Synthesis of phylogeny and taxonomy into a comprehensive tree of life

Affiliations

Synthesis of phylogeny and taxonomy into a comprehensive tree of life

Cody E Hinchliff et al. Proc Natl Acad Sci U S A. .

Abstract

Reconstructing the phylogenetic relationships that unite all lineages (the tree of life) is a grand challenge. The paucity of homologous character data across disparately related lineages currently renders direct phylogenetic inference untenable. To reconstruct a comprehensive tree of life, we therefore synthesized published phylogenies, together with taxonomic classifications for taxa never incorporated into a phylogeny. We present a draft tree containing 2.3 million tips-the Open Tree of Life. Realization of this tree required the assembly of two additional community resources: (i) a comprehensive global reference taxonomy and (ii) a database of published phylogenetic trees mapped to this taxonomy.

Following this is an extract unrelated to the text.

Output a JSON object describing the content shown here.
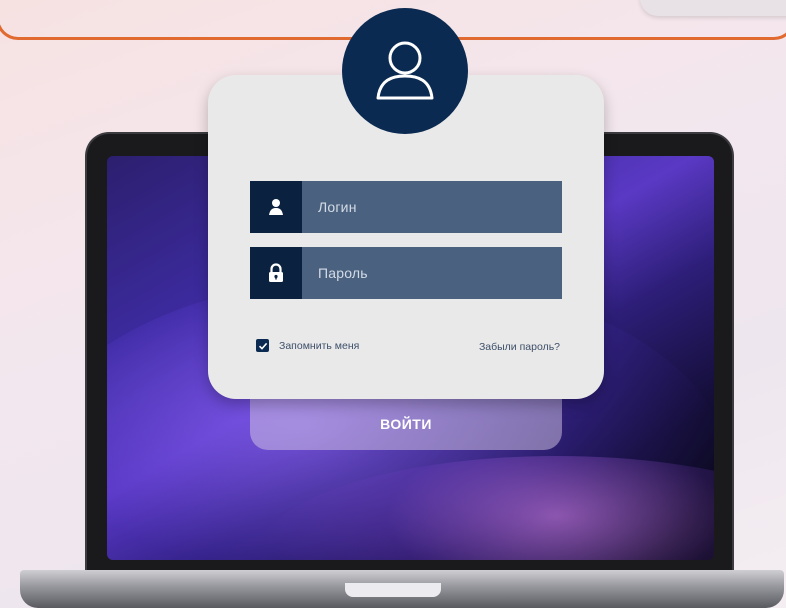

Our open source framework facilitates community comment and contribution, enabling the tree to be continuously updated when new phylogenetic and taxonomic data become digitally available. Although data coverage and phylogenetic conflict across the Open Tree of Life illuminate gaps in both the underlying data available for phylogenetic reconstruction and the publication of trees as digital objects, the tree provides a compelling starting point for community contribution. This comprehensive tree will fuel fundamental research on the nature of biological diversity, ultimately providing up-to-date phylogenies for downstream applications in comparative biology, ecology, conservation biology, climate change, agriculture, and genomics.

Keywords: biodiversity; phylogeny; synthesis; taxonomy; tree of life.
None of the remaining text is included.